Well, leave it to a pastor to help clarify things. As I’ve discussed in previous posts, I get a double dose of religion as I occasionally attend Friday night services at synagogue and regularly attend Sunday morning services at a Presbyterian church where I play piano. Once again, I’ve concluded that the applicable teachings of Sundays often trump the intellectual teachings of Fridays. At Elmhurst Presbyterian last Sunday, Pastor Lyda offered a concept of giving so obvious that I had a hard time not uttering the words “well, duh!” out loud. Ready? Here it is:
Give to others as much as you spend on entertainment for yourself.
How simple is that?
On the surface, it’s straightforward. If you spend $30 on a movie, allocate $30 to a charity or other cause that’s in need of money.
Ah, but what do we consider entertainment? If you think about it, much of what we spend could fall into this category: electronics, cable, Netflix, internet, sports events, concerts, amusement parts, going out to eat, hobbies, junk food, parties, presents, timeshares or second homes, alcohol, coffee, cigarettes. Last year, my family did what it had never done before: spent a great deal of money (for us) on an all-inclusive vacation to Mexico. Clearly, this falls under the category of entertainment, but a vacation of this magnitude would have to be looked at twice if the cost suddenly doubled to include an equal amount for charity.

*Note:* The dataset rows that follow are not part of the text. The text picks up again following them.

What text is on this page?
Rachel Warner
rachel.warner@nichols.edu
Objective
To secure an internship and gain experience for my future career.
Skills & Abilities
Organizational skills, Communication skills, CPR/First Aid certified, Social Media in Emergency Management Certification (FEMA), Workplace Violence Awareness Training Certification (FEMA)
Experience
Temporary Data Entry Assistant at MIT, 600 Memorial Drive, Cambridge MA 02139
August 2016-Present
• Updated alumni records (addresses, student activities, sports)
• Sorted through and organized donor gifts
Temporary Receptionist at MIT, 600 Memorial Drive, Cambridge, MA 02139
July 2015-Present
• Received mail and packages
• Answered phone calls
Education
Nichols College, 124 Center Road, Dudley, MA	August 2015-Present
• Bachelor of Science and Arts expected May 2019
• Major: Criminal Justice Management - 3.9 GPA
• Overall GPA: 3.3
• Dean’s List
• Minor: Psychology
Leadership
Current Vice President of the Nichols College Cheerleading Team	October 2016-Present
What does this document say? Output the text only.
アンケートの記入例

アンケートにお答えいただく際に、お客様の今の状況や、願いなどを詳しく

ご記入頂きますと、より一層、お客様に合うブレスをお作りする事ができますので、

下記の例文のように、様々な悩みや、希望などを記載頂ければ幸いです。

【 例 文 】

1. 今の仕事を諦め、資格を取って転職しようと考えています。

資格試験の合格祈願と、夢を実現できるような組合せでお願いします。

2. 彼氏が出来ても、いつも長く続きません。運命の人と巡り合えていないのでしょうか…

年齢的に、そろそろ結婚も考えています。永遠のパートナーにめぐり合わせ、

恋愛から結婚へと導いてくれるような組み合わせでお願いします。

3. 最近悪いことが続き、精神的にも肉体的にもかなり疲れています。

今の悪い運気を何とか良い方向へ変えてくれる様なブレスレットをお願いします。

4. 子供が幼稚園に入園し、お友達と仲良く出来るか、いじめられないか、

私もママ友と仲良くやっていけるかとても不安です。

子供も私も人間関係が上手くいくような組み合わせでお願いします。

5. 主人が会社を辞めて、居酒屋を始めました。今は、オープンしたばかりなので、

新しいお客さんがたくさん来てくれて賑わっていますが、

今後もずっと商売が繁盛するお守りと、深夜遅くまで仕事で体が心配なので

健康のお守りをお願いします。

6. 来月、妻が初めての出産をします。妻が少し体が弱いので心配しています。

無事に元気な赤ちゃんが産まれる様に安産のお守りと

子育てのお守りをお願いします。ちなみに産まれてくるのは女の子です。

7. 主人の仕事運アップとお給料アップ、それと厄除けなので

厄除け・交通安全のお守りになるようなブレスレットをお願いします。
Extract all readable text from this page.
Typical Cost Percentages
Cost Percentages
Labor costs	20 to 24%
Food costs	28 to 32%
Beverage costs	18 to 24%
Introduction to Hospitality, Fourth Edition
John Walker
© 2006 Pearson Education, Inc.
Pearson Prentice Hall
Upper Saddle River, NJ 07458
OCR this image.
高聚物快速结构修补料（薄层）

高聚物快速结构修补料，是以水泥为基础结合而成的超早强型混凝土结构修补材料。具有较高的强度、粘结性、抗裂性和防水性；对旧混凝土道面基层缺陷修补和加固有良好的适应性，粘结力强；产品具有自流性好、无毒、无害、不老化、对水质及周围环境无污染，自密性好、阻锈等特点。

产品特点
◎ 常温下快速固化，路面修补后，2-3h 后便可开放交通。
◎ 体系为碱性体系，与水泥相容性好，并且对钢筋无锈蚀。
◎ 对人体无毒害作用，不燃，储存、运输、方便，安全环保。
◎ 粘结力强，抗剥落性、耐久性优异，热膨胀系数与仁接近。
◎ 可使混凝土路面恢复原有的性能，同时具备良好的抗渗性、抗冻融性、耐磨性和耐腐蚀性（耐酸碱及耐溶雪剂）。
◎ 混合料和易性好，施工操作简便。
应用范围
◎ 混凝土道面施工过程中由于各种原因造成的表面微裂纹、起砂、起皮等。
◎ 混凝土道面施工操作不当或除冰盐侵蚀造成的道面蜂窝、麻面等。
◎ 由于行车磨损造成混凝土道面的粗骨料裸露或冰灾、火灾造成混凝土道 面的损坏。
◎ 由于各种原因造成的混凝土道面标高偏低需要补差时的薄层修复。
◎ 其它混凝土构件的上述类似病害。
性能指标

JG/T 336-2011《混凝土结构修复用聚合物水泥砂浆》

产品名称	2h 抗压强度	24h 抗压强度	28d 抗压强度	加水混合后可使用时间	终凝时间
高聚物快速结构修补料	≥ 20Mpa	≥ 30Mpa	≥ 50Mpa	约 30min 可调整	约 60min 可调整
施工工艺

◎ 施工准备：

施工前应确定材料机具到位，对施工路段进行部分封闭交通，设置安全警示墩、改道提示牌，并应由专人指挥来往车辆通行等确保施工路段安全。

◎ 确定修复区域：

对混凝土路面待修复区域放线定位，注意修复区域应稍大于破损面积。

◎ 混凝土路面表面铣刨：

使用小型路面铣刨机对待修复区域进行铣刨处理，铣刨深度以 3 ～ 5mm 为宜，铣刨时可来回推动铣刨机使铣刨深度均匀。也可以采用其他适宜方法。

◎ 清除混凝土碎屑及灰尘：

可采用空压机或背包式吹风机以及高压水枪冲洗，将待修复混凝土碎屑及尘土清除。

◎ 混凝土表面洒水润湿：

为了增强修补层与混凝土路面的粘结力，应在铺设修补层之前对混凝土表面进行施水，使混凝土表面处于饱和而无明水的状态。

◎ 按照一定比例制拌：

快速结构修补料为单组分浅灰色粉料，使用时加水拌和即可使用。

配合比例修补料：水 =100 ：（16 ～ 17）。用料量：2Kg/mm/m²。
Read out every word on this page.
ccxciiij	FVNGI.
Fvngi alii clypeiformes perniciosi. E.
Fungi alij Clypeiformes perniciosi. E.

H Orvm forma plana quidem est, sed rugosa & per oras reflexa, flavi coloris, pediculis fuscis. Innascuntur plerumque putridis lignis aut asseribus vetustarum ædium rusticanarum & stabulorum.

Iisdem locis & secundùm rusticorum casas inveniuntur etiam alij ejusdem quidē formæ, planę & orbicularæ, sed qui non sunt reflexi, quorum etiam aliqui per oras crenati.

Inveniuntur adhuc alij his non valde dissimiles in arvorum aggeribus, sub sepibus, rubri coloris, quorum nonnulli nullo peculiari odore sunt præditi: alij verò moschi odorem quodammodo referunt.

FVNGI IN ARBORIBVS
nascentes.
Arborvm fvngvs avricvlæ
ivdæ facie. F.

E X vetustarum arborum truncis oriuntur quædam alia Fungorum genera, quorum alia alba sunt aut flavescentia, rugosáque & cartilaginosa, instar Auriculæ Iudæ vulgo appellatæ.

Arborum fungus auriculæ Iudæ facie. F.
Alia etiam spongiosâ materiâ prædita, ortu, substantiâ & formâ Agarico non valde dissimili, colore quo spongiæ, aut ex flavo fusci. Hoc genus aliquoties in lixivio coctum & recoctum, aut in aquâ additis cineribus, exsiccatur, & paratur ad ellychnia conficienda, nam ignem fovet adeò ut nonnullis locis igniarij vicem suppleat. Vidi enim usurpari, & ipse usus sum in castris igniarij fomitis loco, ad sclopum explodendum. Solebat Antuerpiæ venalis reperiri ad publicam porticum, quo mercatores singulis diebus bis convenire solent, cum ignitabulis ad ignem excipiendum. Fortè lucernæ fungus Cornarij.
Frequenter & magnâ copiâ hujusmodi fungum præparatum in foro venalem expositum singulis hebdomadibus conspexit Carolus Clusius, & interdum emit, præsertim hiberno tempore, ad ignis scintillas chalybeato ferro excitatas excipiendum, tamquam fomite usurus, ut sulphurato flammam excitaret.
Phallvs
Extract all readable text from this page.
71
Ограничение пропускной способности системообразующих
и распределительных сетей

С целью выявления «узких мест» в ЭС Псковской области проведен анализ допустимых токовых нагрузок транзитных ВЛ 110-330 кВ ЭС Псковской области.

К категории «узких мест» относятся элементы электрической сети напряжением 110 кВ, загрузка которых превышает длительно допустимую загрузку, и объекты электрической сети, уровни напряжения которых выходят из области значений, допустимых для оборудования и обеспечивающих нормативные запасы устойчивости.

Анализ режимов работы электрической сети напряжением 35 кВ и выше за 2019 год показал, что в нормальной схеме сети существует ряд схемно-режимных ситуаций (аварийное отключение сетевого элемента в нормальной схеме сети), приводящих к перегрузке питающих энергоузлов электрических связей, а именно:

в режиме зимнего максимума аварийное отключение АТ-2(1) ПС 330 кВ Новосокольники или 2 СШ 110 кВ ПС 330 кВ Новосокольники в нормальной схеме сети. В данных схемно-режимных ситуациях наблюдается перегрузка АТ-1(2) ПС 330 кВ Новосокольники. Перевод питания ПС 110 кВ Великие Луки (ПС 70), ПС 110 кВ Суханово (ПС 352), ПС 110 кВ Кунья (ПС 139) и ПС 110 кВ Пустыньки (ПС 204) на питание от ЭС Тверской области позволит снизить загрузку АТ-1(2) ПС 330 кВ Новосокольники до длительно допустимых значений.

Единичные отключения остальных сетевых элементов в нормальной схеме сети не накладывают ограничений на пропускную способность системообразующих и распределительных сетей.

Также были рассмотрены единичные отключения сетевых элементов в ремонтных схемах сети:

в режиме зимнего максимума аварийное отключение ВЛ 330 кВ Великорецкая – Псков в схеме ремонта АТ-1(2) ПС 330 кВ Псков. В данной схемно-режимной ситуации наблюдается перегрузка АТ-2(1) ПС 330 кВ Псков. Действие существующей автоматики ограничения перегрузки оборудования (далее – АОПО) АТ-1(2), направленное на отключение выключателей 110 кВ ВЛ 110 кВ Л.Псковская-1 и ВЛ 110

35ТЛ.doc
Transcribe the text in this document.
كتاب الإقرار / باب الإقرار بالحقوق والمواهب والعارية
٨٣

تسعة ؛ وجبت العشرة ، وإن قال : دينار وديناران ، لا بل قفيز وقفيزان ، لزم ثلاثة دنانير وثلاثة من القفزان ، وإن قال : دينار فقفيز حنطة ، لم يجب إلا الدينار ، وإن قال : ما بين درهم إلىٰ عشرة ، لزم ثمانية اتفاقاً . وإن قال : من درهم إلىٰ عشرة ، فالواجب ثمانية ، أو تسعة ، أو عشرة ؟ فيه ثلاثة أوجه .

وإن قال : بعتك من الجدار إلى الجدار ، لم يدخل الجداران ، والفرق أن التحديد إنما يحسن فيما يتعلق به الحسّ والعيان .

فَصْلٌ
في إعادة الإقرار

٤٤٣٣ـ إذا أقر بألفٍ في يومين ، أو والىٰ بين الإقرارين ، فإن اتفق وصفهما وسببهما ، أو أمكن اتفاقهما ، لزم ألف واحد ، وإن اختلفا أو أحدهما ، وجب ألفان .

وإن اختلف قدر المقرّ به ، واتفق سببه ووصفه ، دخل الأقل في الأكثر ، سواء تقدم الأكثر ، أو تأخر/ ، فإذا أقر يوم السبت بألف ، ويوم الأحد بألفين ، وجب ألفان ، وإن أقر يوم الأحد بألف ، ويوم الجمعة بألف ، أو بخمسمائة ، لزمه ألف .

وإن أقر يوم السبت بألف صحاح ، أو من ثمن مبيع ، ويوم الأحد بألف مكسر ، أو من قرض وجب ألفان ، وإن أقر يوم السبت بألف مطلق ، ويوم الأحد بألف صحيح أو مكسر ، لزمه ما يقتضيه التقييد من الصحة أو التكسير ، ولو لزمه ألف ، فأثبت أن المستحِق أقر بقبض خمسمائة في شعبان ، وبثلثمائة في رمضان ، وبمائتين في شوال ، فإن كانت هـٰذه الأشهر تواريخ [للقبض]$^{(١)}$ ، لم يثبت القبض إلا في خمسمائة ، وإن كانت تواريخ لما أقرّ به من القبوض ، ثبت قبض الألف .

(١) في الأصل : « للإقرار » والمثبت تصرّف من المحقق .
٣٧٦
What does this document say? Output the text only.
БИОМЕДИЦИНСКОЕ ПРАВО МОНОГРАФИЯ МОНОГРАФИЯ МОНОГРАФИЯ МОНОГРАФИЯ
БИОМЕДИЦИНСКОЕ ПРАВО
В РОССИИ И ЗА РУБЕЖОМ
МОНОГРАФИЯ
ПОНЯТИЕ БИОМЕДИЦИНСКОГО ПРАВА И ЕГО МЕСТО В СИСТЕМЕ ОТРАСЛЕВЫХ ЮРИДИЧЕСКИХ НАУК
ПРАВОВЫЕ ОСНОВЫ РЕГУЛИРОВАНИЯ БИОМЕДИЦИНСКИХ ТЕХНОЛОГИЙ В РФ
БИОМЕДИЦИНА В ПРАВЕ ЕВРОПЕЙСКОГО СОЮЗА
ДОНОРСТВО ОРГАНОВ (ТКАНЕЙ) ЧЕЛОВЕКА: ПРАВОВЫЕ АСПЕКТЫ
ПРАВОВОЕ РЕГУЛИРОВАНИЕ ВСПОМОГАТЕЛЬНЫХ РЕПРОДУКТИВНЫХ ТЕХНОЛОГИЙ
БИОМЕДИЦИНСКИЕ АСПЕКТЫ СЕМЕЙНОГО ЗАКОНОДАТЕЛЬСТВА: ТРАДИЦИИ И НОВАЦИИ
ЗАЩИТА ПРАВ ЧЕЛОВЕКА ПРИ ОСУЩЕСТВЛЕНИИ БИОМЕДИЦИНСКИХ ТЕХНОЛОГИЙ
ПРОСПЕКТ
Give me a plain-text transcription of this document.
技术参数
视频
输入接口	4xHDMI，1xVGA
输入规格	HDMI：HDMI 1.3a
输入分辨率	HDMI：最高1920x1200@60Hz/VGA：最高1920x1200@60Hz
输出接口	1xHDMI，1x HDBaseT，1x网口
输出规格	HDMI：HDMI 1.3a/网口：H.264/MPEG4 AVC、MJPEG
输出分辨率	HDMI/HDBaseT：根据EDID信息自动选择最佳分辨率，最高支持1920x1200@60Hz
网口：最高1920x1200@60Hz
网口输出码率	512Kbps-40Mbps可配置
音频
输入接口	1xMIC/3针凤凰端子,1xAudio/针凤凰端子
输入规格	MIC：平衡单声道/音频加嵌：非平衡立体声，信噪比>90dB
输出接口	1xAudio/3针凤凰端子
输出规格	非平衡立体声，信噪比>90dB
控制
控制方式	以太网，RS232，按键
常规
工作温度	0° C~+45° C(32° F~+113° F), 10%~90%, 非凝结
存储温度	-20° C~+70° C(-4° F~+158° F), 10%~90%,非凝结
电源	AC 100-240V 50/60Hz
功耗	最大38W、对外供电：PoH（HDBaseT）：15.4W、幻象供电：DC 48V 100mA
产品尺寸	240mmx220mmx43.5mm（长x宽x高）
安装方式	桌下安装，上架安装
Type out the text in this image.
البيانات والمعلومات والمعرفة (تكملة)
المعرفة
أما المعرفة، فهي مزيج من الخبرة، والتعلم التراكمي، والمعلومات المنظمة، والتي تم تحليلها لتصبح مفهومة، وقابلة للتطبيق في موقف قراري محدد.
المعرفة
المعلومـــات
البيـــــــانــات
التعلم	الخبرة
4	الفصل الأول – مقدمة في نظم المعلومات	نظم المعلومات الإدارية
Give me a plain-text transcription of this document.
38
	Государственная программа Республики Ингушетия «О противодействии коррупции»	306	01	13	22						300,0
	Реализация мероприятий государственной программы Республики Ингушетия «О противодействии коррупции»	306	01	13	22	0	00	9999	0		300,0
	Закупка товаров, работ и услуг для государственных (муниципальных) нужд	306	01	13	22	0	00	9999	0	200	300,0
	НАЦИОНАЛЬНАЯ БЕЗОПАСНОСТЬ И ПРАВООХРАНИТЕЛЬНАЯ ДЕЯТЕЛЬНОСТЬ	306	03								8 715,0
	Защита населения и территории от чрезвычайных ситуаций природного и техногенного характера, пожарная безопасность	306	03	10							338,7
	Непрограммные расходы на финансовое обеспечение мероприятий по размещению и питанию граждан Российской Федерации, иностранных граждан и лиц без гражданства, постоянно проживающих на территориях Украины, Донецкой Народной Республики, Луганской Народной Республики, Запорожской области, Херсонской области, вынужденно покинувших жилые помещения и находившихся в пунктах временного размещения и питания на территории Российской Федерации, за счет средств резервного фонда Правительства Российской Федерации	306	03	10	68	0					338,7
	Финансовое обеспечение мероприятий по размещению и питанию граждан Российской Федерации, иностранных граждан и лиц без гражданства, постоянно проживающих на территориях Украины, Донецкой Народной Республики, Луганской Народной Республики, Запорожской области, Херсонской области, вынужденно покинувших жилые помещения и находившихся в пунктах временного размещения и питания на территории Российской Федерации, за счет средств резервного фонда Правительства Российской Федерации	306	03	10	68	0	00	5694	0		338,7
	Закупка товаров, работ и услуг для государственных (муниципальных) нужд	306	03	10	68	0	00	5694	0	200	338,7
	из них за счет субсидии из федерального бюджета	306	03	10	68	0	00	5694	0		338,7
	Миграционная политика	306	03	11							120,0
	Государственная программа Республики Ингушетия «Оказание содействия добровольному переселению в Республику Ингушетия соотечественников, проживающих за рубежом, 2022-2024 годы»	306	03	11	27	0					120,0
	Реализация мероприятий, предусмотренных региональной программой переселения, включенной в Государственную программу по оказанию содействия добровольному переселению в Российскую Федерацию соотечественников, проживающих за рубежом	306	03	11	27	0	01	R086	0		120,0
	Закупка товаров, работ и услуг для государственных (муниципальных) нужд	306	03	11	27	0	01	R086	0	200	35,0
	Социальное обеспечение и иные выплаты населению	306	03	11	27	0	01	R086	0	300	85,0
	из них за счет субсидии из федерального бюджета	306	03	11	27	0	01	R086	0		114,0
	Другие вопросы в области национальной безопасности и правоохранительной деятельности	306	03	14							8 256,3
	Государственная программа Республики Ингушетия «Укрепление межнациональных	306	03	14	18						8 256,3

Still, I think it makes sense.
The hard-core rationalist might find a way to avoid matching the cost of most of the aforementioned categories. A cycling hobby could be placed under a health category instead of entertainment, or an internet bill could be listed as a necessity. But look at what you spend your money on, and I think you’ll conclude that much of it is inessential.
As we head toward the holiday season, spend some time taking a close look at what you spend on yourself and your family, and consider matching it for those in need. It might do two things: raise your awareness for just how blessed you are, and offer some assistance to make the world a better place.